Thursday, 8 January 2009

service or trap?

Personally I am going through a refunding war with Lloyds TSB and I am not going to bore you guys with the frustrating details of the story but this experience actually makes me think about what a good service actually is.

I believe that both TSB and Amazon has invest hugely in their marketing, service process systems and trainnings, but still those investments only involve getting more customers to spend more money, otherwise interacting with the organisation becomes a total disaster. Interestingly, you see this clear separation between the 'product' and the 'service' (or often, 'customer service' or 'after-sale services'), even when the 'product' is a financial service or retail service itself. The 'product', clearly brings money to the organisation, while the 'service' often is considered as costing money - losing money to the customers. However, to the customer, it is one integrated experience that they had during the interactions with the organisation. And customers always notice failures in their experience, no matter whether it is in the ‘product’ or the ‘service’.

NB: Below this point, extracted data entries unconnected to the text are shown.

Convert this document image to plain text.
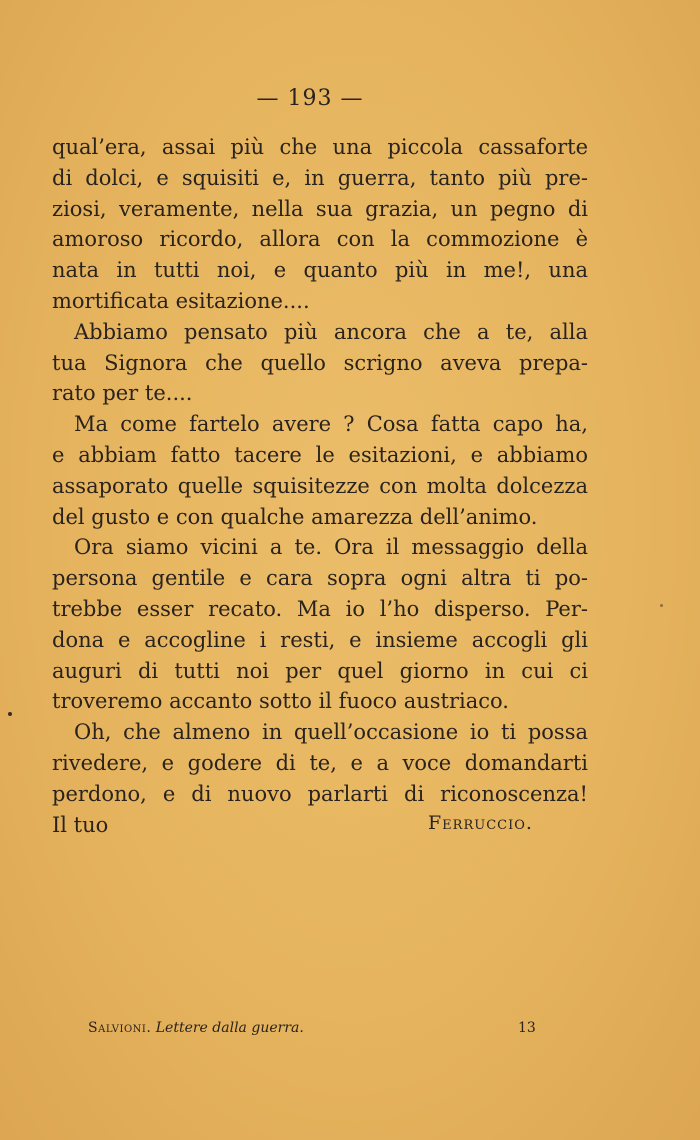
— 193 —
qual’era, assai più che una piccola cassaforte
di dolci, e squisiti e, in guerra, tanto più pre-
ziosi, veramente, nella sua grazia, un pegno di
amoroso ricordo, allora con la commozione è
nata in tutti noi, e quanto più in me!, una
mortificata esitazione....
Abbiamo pensato più ancora che a te, alla
tua Signora che quello scrigno aveva prepa-
rato per te....
Ma come fartelo avere ? Cosa fatta capo ha,
e abbiam fatto tacere le esitazioni, e abbiamo
assaporato quelle squisitezze con molta dolcezza
del gusto e con qualche amarezza dell’animo.
Ora siamo vicini a te. Ora il messaggio della
persona gentile e cara sopra ogni altra ti po-
trebbe esser recato. Ma io l’ho disperso. Per-
dona e accogline i resti, e insieme accogli gli
auguri di tutti noi per quel giorno in cui ci
troveremo accanto sotto il fuoco austriaco.
Oh, che almeno in quell’occasione io ti possa
rivedere, e godere di te, e a voce domandarti
perdono, e di nuovo parlarti di riconoscenza!
Il tuo	Ferruccio.
Salvioni. Lettere dalla guerra.	13
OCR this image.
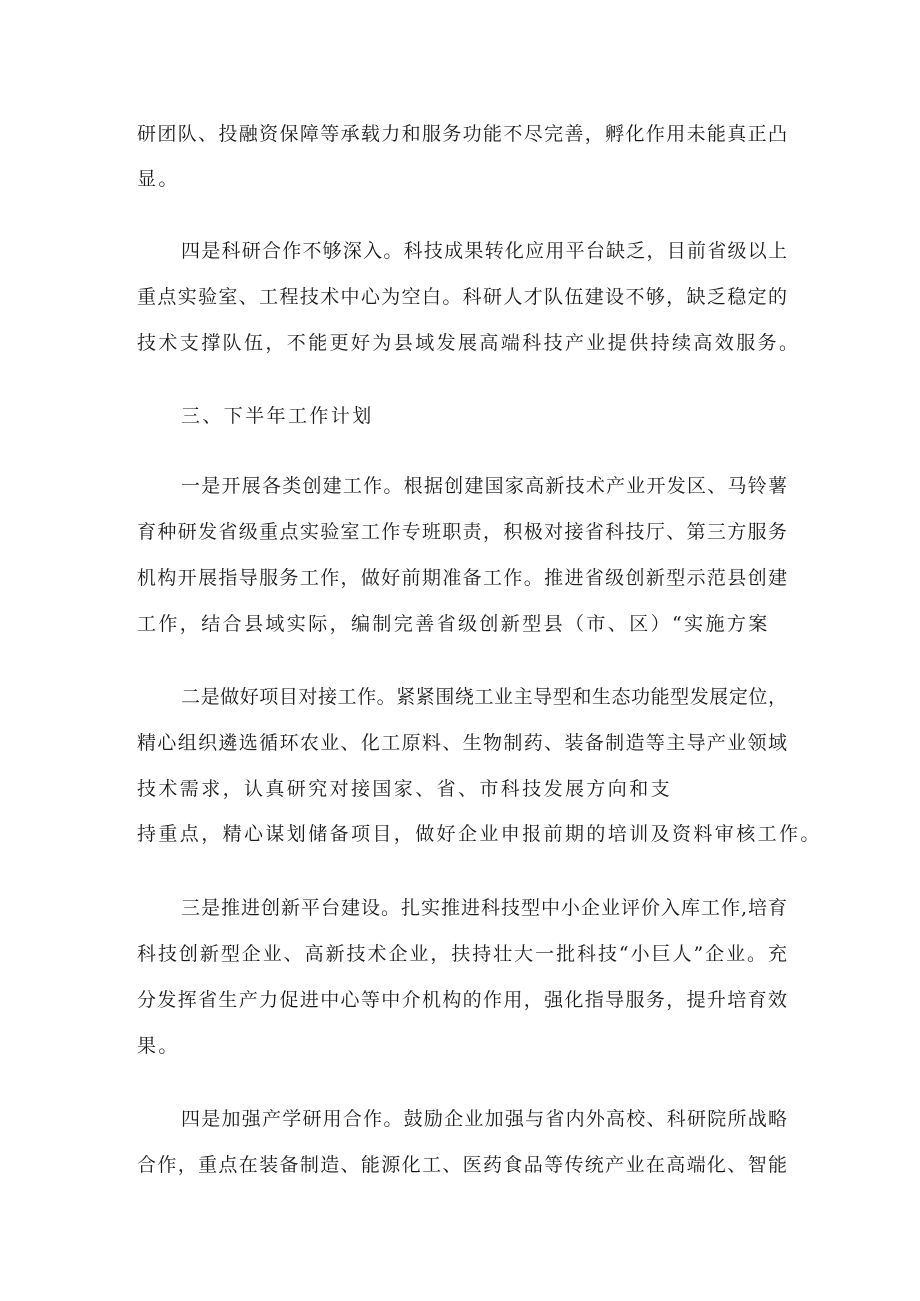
研团队、投融资保障等承载力和服务功能不尽完善，孵化作用未能真正凸
显。
四是科研合作不够深入。科技成果转化应用平台缺乏，目前省级以上
重点实验室、工程技术中心为空白。科研人才队伍建设不够，缺乏稳定的
技术支撑队伍，不能更好为县域发展高端科技产业提供持续高效服务。
三、下半年工作计划
一是开展各类创建工作。根据创建国家高新技术产业开发区、马铃薯
育种研发省级重点实验室工作专班职责，积极对接省科技厅、第三方服务
机构开展指导服务工作，做好前期准备工作。推进省级创新型示范县创建
工作，结合县域实际，编制完善省级创新型县（市、区）“实施方案
二是做好项目对接工作。紧紧围绕工业主导型和生态功能型发展定位，
精心组织遴选循环农业、化工原料、生物制药、装备制造等主导产业领域
技术需求，认真研究对接国家、省、市科技发展方向和支
持重点，精心谋划储备项目，做好企业申报前期的培训及资料审核工作。
三是推进创新平台建设。扎实推进科技型中小企业评价入库工作,培育
科技创新型企业、高新技术企业，扶持壮大一批科技“小巨人”企业。充
分发挥省生产力促进中心等中介机构的作用，强化指导服务，提升培育效
果。
四是加强产学研用合作。鼓励企业加强与省内外高校、科研院所战略
合作，重点在装备制造、能源化工、医药食品等传统产业在高端化、智能
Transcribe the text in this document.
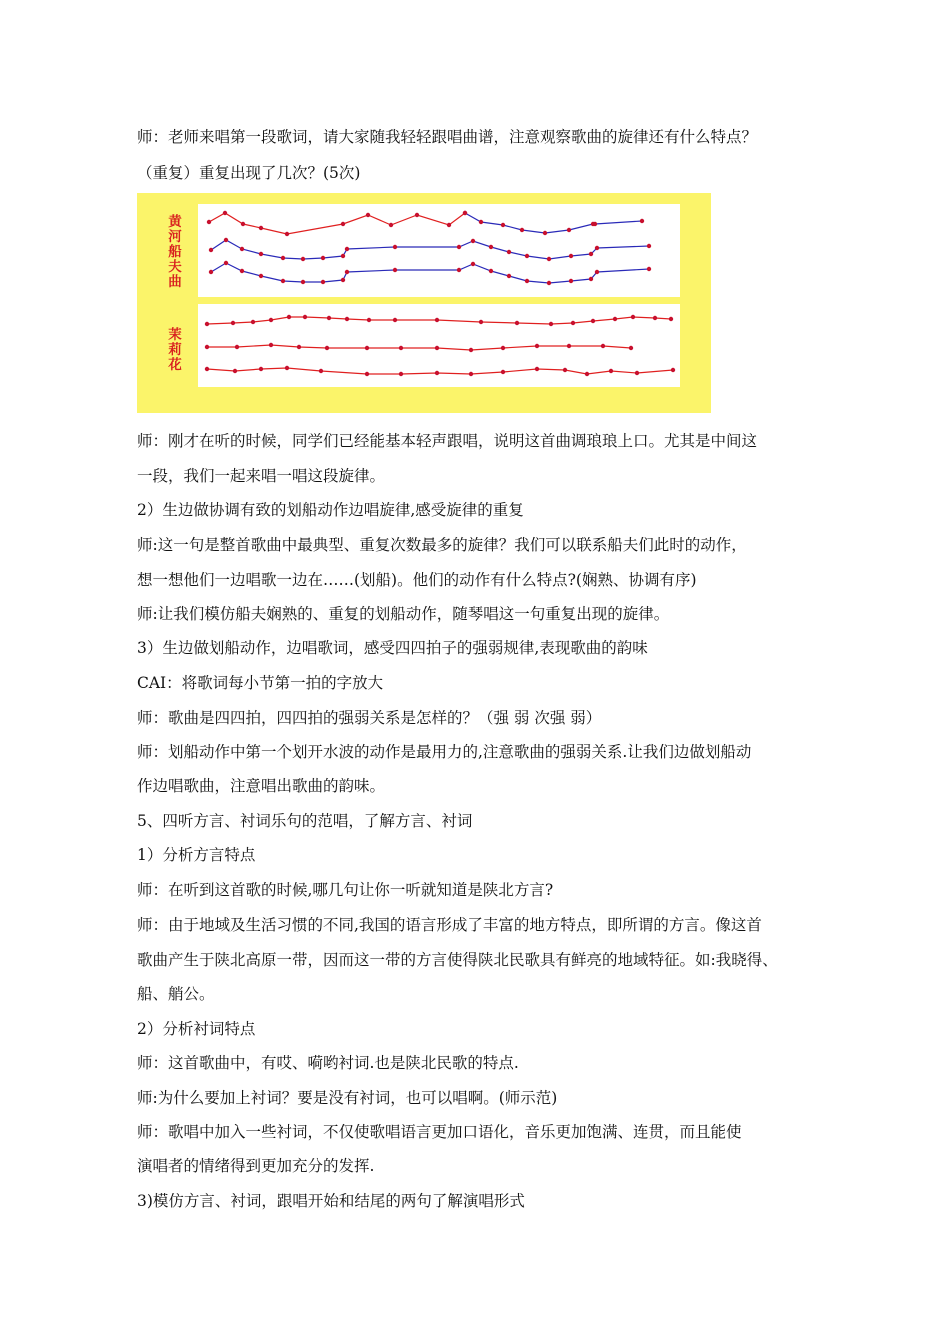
师：老师来唱第一段歌词，请大家随我轻轻跟唱曲谱，注意观察歌曲的旋律还有什么特点？
（重复）重复出现了几次？(5次)
黄
河
船
夫
曲
茉
莉
花
师：刚才在听的时候，同学们已经能基本轻声跟唱，说明这首曲调琅琅上口。尤其是中间这
一段，我们一起来唱一唱这段旋律。
2）生边做协调有致的划船动作边唱旋律,感受旋律的重复
师:这一句是整首歌曲中最典型、重复次数最多的旋律？我们可以联系船夫们此时的动作，
想一想他们一边唱歌一边在……(划船)。他们的动作有什么特点?(娴熟、协调有序)
师:让我们模仿船夫娴熟的、重复的划船动作，随琴唱这一句重复出现的旋律。
3）生边做划船动作，边唱歌词，感受四四拍子的强弱规律,表现歌曲的韵味
CAI：将歌词每小节第一拍的字放大
师：歌曲是四四拍，四四拍的强弱关系是怎样的？（强 弱 次强 弱）
师：划船动作中第一个划开水波的动作是最用力的,注意歌曲的强弱关系.让我们边做划船动
作边唱歌曲，注意唱出歌曲的韵味。
5、四听方言、衬词乐句的范唱，了解方言、衬词
1）分析方言特点
师：在听到这首歌的时候,哪几句让你一听就知道是陕北方言?
师：由于地域及生活习惯的不同,我国的语言形成了丰富的地方特点，即所谓的方言。像这首
歌曲产生于陕北高原一带，因而这一带的方言使得陕北民歌具有鲜亮的地域特征。如:我晓得、
船、艄公。
2）分析衬词特点
师：这首歌曲中，有哎、嗬哟衬词.也是陕北民歌的特点.
师:为什么要加上衬词？要是没有衬词，也可以唱啊。(师示范)
师：歌唱中加入一些衬词，不仅使歌唱语言更加口语化，音乐更加饱满、连贯，而且能使
演唱者的情绪得到更加充分的发挥.
3)模仿方言、衬词，跟唱开始和结尾的两句了解演唱形式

Good design can't be seen, only the bad ones get noticed because they get in the way. So true is it to design, so as to services. A service system needs to be designed to prepare for things to go wrong, and handling the errors at the same standard as the money-making situations. Otherwise we are only going to design services into beautiful traps. But do we design things to go wrong? We don't, obviously. Then why things go wrong so easily in service organisations? Because it is people we hand our design solutions to, not the assembly lines or the printers or the servers. And people interpret rules rather than simply follow. When the staff from ‘customer service’ departments have different (often more negative) attitude/understanding of the customer value than those from ‘product’ departments, they obviously treat the customer differently, even though both parts are in the same organisation, handling the same business offerings, treating the same customer.

A product designer of course can leave the ‘service’ matters to the service team. I am just curious... to whom can service designer leave these matters?